After completing three races over two gruelling days, North-West based cyclist Cameron Jeffers was crowned champion and donned the Champion’s jersey. Ironically, Cameron Jeffers placed 12th in the qualifiers and was competing in the Finals by virtue of a number of drop-outs.

Stripping the title

Just a matter of weeks after the event in April 2019, British Cycling obtained an anonymous email complaining of the method by which Mr Jeffers obtained access to the specific virtual bike used by his avatar in the Championship winning races. Mr Jeffers had unlocked the ‘Tron Bike’ (a higher tier but not necessarily fastest bike characterised by its fluorescent neon-trimmed wheels) by climbing a total of 50,000 metres in the Zwift app.

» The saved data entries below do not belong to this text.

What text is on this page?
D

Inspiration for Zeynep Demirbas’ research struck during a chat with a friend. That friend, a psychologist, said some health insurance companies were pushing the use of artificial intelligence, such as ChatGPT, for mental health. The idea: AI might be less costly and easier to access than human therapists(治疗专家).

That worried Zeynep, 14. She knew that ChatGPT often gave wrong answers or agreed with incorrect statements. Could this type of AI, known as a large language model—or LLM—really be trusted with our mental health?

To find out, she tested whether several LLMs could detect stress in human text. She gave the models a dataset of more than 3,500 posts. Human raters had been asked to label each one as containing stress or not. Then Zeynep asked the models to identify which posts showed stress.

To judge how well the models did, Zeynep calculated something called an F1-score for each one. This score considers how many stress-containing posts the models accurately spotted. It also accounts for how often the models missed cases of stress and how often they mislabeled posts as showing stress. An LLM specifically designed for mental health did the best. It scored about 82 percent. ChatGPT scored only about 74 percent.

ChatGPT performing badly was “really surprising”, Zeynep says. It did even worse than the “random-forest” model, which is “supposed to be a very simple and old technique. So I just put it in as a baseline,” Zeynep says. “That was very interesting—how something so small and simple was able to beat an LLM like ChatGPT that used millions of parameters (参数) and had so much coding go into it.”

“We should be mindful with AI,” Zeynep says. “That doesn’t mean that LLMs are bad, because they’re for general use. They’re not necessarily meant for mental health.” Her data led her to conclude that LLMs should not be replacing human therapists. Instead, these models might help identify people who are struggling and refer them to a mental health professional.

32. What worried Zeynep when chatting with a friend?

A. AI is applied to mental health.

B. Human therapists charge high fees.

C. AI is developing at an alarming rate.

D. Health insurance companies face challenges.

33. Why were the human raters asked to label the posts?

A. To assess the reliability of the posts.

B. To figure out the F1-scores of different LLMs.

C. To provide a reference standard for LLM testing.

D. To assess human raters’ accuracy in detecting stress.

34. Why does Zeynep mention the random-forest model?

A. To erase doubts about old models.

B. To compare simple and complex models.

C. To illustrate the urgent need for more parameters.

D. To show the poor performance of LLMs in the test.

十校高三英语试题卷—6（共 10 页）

Upon being presented with the allegation, Mr Jeffers admitted that an unnamed individual approached him with an offer to use an industry tool known as an ANT+ Simulator (normally used to test products) to complete the required 50,000 metre climb on his behalf. It was found that he hadn’t obtained the higher tier bike by his own volition.

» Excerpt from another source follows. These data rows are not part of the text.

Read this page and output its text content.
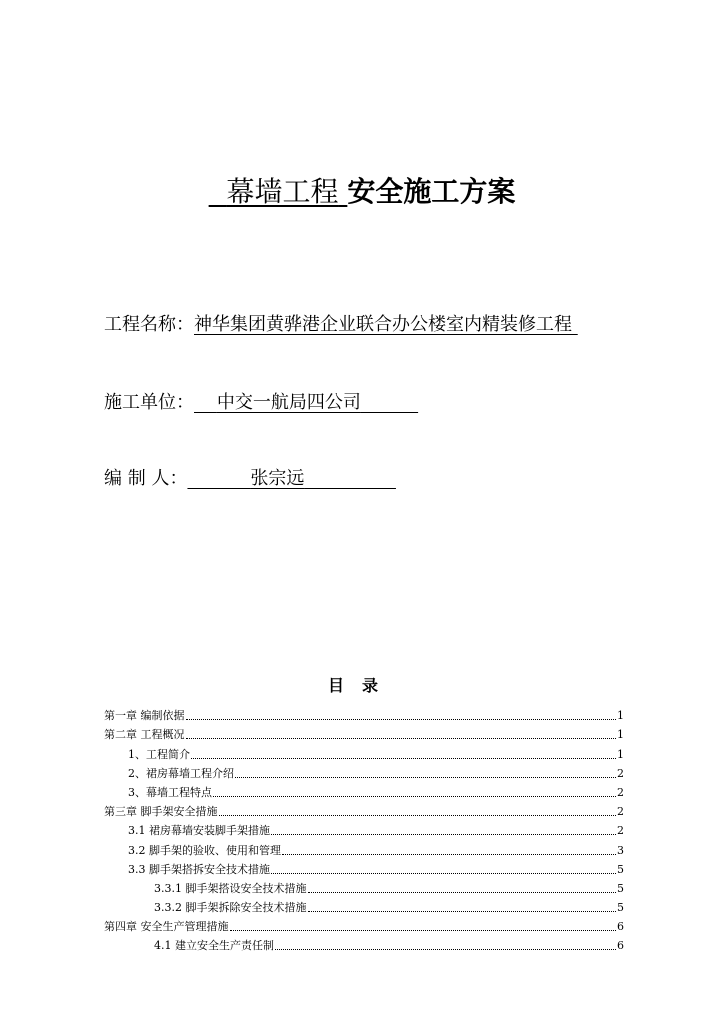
幕墙工程 安全施工方案
工程名称：神华集团黄骅港企业联合办公楼室内精装修工程
施工单位： 中交一航局四公司
编 制 人：	张宗远
目录
第一章 编制依据	1
第二章 工程概况	1
1、工程简介	1
2、裙房幕墙工程介绍	2
3、幕墙工程特点	2
第三章 脚手架安全措施	2
3.1 裙房幕墙安装脚手架措施	2
3.2 脚手架的验收、使用和管理	3
3.3 脚手架搭拆安全技术措施	5
3.3.1 脚手架搭设安全技术措施	5
3.3.2 脚手架拆除安全技术措施	5
第四章 安全生产管理措施	6
4.1 建立安全生产责任制	6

Consequently, Cameron was stripped of his title, fined £250 and banned from competing in all cycling races (virtual or otherwise) for 6 months. British Cycling cited various violations of their code of conduct including unsporting conduct and manipulating pre-race data to gain an advantage. Mr Jeffers has accepted the punishment and congratulated the new champion graciously.

Questions raised / lessons learned

It has been argued in the cycling and technology community that Mr Jeffers’ conduct in this case falls short of cheating in an ordinary sporting context. Certainly, he obtained the bike by a method prohibited by Zwift’s terms of use and in contravention of British Cycling’s rules and regulations, however, the advantage he gained by using the bike in the Championship races was negligible – other competitors had access to the same bike and it wasn’t necessarily the fastest one available. The same variation in equipment between competitors is true of conventional road or track racing. Cameron may have won the Championship races through his own skill and strength but regardless, it remains that he broke the rules in the build-up.

The issue of cheating is a constant threat in all organised sports, esports included. Particularly in circumstances, such as in this instance, where qualifying events take place from the comfort of athletes’ homes. This case is doubly concerning in light of discussions over the inclusion of esports as future Olympic events, with Zwift making a serious push to include their brand of eRacing within this bracket.

If the intention to launch eRacing to the global audience by way of the Olympics is to be seriously entertained, athletes need to be assured that they are competing on an even playing field with the same equipment.

Perhaps it would also be necessary for the creation of bespoke rules of conduct applicable to esports events. In saying this, British Cycling have produced specific eRacing Rules and Regulations. These Rules were in force at the time of the National Championships in March 2019, however, by way of a video on his popular YouTube channel, Mr Jeffers contends that they were not in force at the time of his infringing conduct.

Conclusion

More generally, it is apparent that the line between esports and traditional sports has become blurred. The advent of an application such as Zwift and the competitive tournaments that it has spawned (e.g. The British National eRacing Championships) has created a unique set of problems for sports lawmakers and regulatory bodies that they haven’t previously been required to legislate for.

The wide ranging issues such as hacking, tampering with software/hardware and the manipulation of data are in addition to the litany of traditional methods in which an athlete can cheat, such as doping (incidentally also fairly prevalent in esports).

Regardless of the problems faced and when considering the faults in the current system, British Cycling’s forthright and decisive response to the matter was commendable, showing that they take their regulatory function seriously.

British Cycling integrity and compliance director Rod Findlay stated that:

“Defending fair play in our competitions is at the core of our responsibilities as a governing body…The fact that we have been able to investigate the offence and uphold the charge reflects the strength of our new disciplinary regulations and our determination to pursue misconduct.”

Perhaps this case, and others like it, signal the need for other sports to update their rules and regulations in order to pre-empt the advent of competitive electronic versions of the sport.